Don’t swap it out for butter! Cocoa powder makes cakes dry, so you’ll need all the moisture you can get from oil. Vegetable Oil – Another key ingredient in making the chocolate cake absolutely moist.Salt – Just a pinch is enough to balance the sweetness and enhance the chocolate’s flavor.Baking Soda and Baking Powder – You need a combination of two leavening agents to ensure the cake rises beautifully.Use natural cocoa powder, not dutch-processed. Cocoa Powder – Use high-quality cocoa powder for the best results.All-Purpose Flour – The base of the cake that gives it structure.If you’re up for the challenge, go put your apron on and let’s get to it! Ingredients Chocolate Cake: Unlike other chocolate cake recipes I’ve featured here so far, this one is a little more complicated but entirely doable. This chocolate cake has the perfect balance of tender and dense, and light and decadent. Home bakers, say hello to your newest go-to chocolate cake recipe. When it comes to baked desserts, you can always count on the Barefoot Contessa. Unlike other chocolate cakes, this one isn’t too heavy or dense.įilled and decorated with a silky and buttery chocolate frosting, Ina Garten’s chocolate cake is the ultimate treat! Ina Garten’s Chocolate Cake Serve at room temperature.You’ll love how this cake is light, fluffy, and fudgy all at the same time.

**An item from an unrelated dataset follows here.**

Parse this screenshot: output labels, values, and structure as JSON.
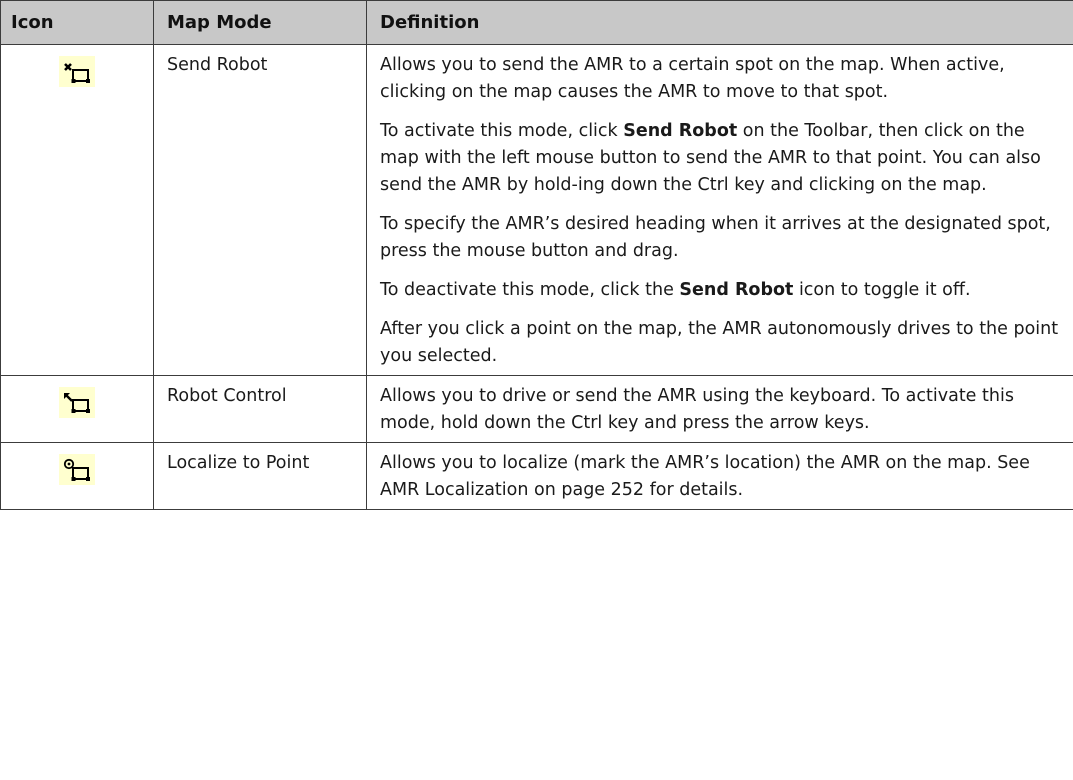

You can smooth it out with an offset spatula, if you need to. Holding the cookie in your hand, with a spoon, pour the white glaze over the unglazed half of each cookie right up to the chocolate glaze. Allow the glaze to set for 30 minutes.įor the vanilla glaze, whisk together the confectioners’ sugar, corn syrup, vanilla, and 2 tablespoons of the cream, adding drops of cream until the glaze is smooth, thick, and barely pourable. Hold the cookie in your hand and, with a spoon, carefully pour the chocolate glaze on half of the cookie, forming a straight line down the middle. Stir the mixture vigorously, until smooth. Stir the mixture and continue to microwave in 30-second increments until the chocolate is almost melted, allowing the residual heat to finish melting the chocolate completely. Don’t overbake them! Cool on the pans for 5 minutes, then transfer to a wire rack set over a sheet pan to cool completely.įor the chocolate glaze, place the butter, chocolate, and coffee in a heatproof bowl and microwave on high for 30 seconds. Bake for another 6 to 8 minutes, until the edges are lightly browned and a cake tester comes out clean. Bake for 10 minutes, then rotate and switch the pans from the top to bottom rack to bake the cookies evenly. With a standard (2¼-inch) ice cream scoop, place 5 level scoops of batter 2 inches apart on each of two sheet pans lined with parchment paper. With the mixer on low, alternately add the flour mixture and sour cream in thirds and mix just until combined. Sift the flour, baking powder, baking soda, and salt into a bowl.

With the mixer on low, add the egg and vanilla and mix well, scraping down the sides with a rubber spatula. Put the butter and granulated sugar in the bowl of an electric mixer fitted with the paddle attachment and beat on medium-high speed for 2 to 3 minutes, until light and fluffy. Arrange two racks evenly spaced in the oven.